Стремительно в комнату вошли еще двое: крупнотелый, кудри вкруг плеши, прядь волос спала на лоб, и сухощавый, засюртученный, толстобровый, с бритым, сухим и ядовитым лицом. Крупный тряхнул размашистым пожатием руку Соколова.

— Можно поздравить? Что делается… боже ты мой, что делается! Водевилист сказал бы: "кавардак со стихиями". Штаб восстания, да? Больше энергии, больше наступательного порыва, что! Мои репортеры сбились с ног, бегая по городу в поисках боя. Сотни тысяч солдат и рабочих — и нигде, собственно, не дерутся… Так же немыслимо! Как я дам революцию, если нет баррикад и кавалерия не атакует? Пока одна только замечательная сенсация: на Николаевском вокзале комендантом, принял командование, безрукий. Калека, без обеих рук. Кстати: почему штаб не приказал перекопать улицы, чтобы броневики не могли проехать: у Зенкевича — сто броневиков, мне только что звонили в редакцию.
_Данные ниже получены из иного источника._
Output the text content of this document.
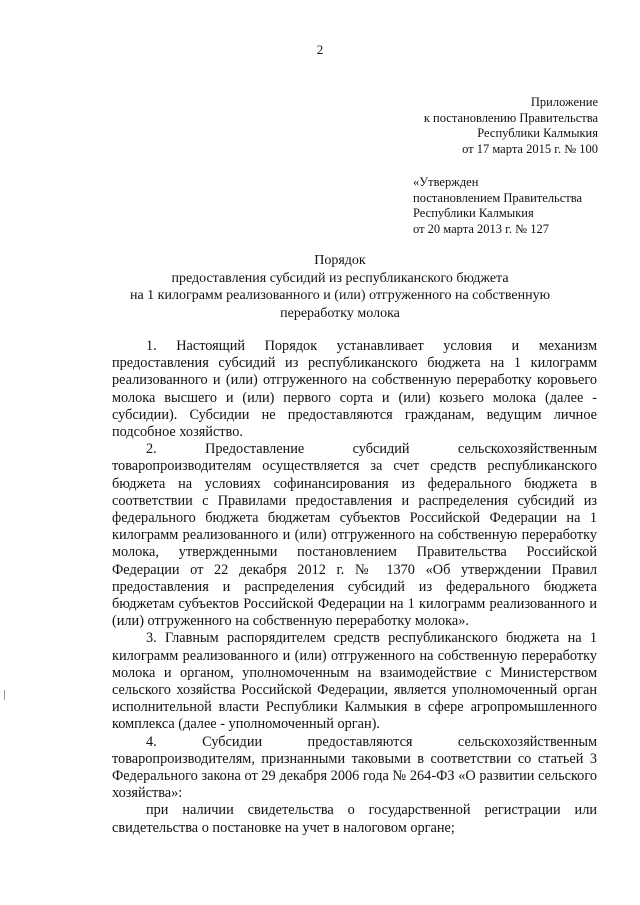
2
Приложение
к постановлению Правительства
Республики Калмыкия
от 17 марта 2015 г. № 100
«Утвержден
постановлением Правительства
Республики Калмыкия
от 20 марта 2013 г. № 127
Порядок
предоставления субсидий из республиканского бюджета
на 1 килограмм реализованного и (или) отгруженного на собственную
переработку молока

1. Настоящий Порядок устанавливает условия и механизм предоставления субсидий из республиканского бюджета на 1 килограмм реализованного и (или) отгруженного на собственную переработку коровьего молока высшего и (или) первого сорта и (или) козьего молока (далее - субсидии). Субсидии не предоставляются гражданам, ведущим личное подсобное хозяйство.

2. Предоставление субсидий сельскохозяйственным товаропроизводителям осуществляется за счет средств республиканского бюджета на условиях софинансирования из федерального бюджета в соответствии с Правилами предоставления и распределения субсидий из федерального бюджета бюджетам субъектов Российской Федерации на 1 килограмм реализованного и (или) отгруженного на собственную переработку молока, утвержденными постановлением Правительства Российской Федерации от 22 декабря 2012 г. № 1370 «Об утверждении Правил предоставления и распределения субсидий из федерального бюджета бюджетам субъектов Российской Федерации на 1 килограмм реализованного и (или) отгруженного на собственную переработку молока».

3. Главным распорядителем средств республиканского бюджета на 1 килограмм реализованного и (или) отгруженного на собственную переработку молока и органом, уполномоченным на взаимодействие с Министерством сельского хозяйства Российской Федерации, является уполномоченный орган исполнительной власти Республики Калмыкия в сфере агропромышленного комплекса (далее - уполномоченный орган).

4. Субсидии предоставляются сельскохозяйственным товаропроизводителям, признанными таковыми в соответствии со статьей 3 Федерального закона от 29 декабря 2006 года № 264-ФЗ «О развитии сельского хозяйства»:

при наличии свидетельства о государственной регистрации или свидетельства о постановке на учет в налоговом органе;
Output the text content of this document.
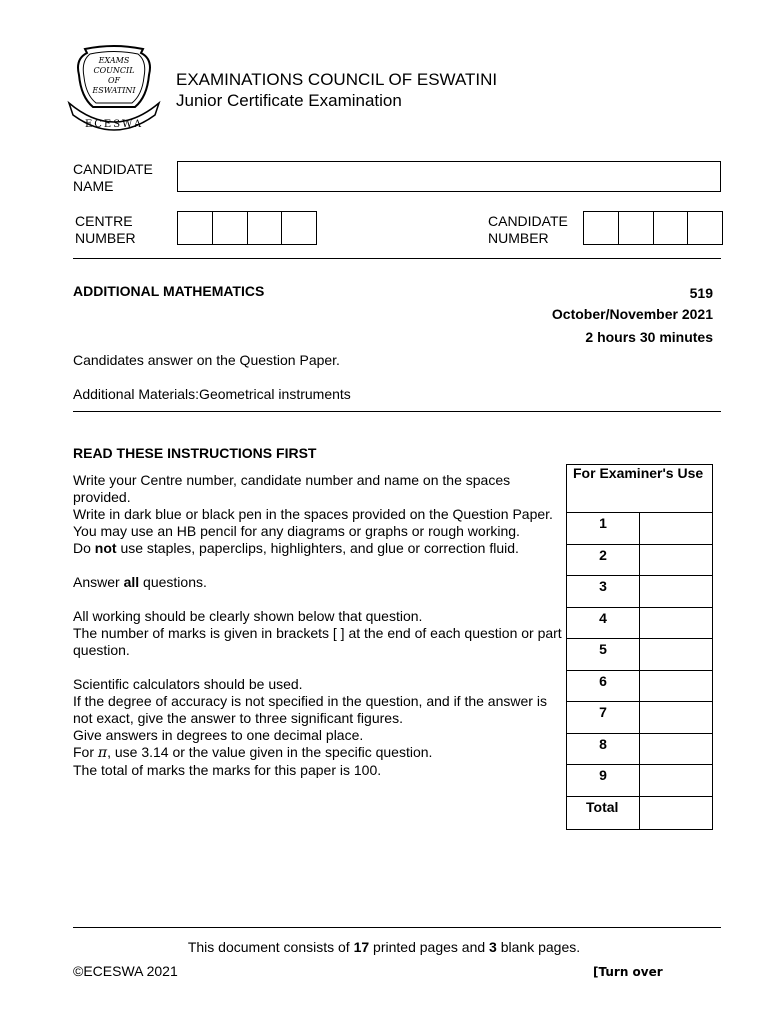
EXAMS
COUNCIL
OF
ESWATINI
ECESWA
EXAMINATIONS COUNCIL OF ESWATINI
Junior Certificate Examination
CANDIDATE
NAME
CENTRE
NUMBER
CANDIDATE
NUMBER
ADDITIONAL MATHEMATICS	519
October/November 2021
2 hours 30 minutes
Candidates answer on the Question Paper.
Additional Materials:Geometrical instruments
READ THESE INSTRUCTIONS FIRST

Write your Centre number, candidate number and name on the spaces provided.

Write in dark blue or black pen in the spaces provided on the Question Paper.

You may use an HB pencil for any diagrams or graphs or rough working.

Do not use staples, paperclips, highlighters, and glue or correction fluid.

Answer all questions.

All working should be clearly shown below that question.

The number of marks is given in brackets [ ] at the end of each question or part question.

Scientific calculators should be used.

If the degree of accuracy is not specified in the question, and if the answer is not exact, give the answer to three significant figures.

Give answers in degrees to one decimal place.

For π, use 3.14 or the value given in the specific question.

The total of marks the marks for this paper is 100.

For Examiner's Use
1
2
3
4
5
6
7
8
9
Total
This document consists of 17 printed pages and 3 blank pages.
©ECESWA 2021	[Turn over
— Перекопать — полдела, — небрежно проговорил сухощавый. — А вот почему вы не захватили воздухоплавательный парк? Здесь, в Петрограде, наверное, где-нибудь есть. Аэроплан — последнее слово военной техники.

— Товарищ Мартьянов, — окликнул рыжебородый. — Отберите в Екатерининском десяток людей для несения караулов при штабе. Парных часовых к дверям: я давно сказал коменданту, но он, очевидно, забыл. Надо закрыть вход посторонним.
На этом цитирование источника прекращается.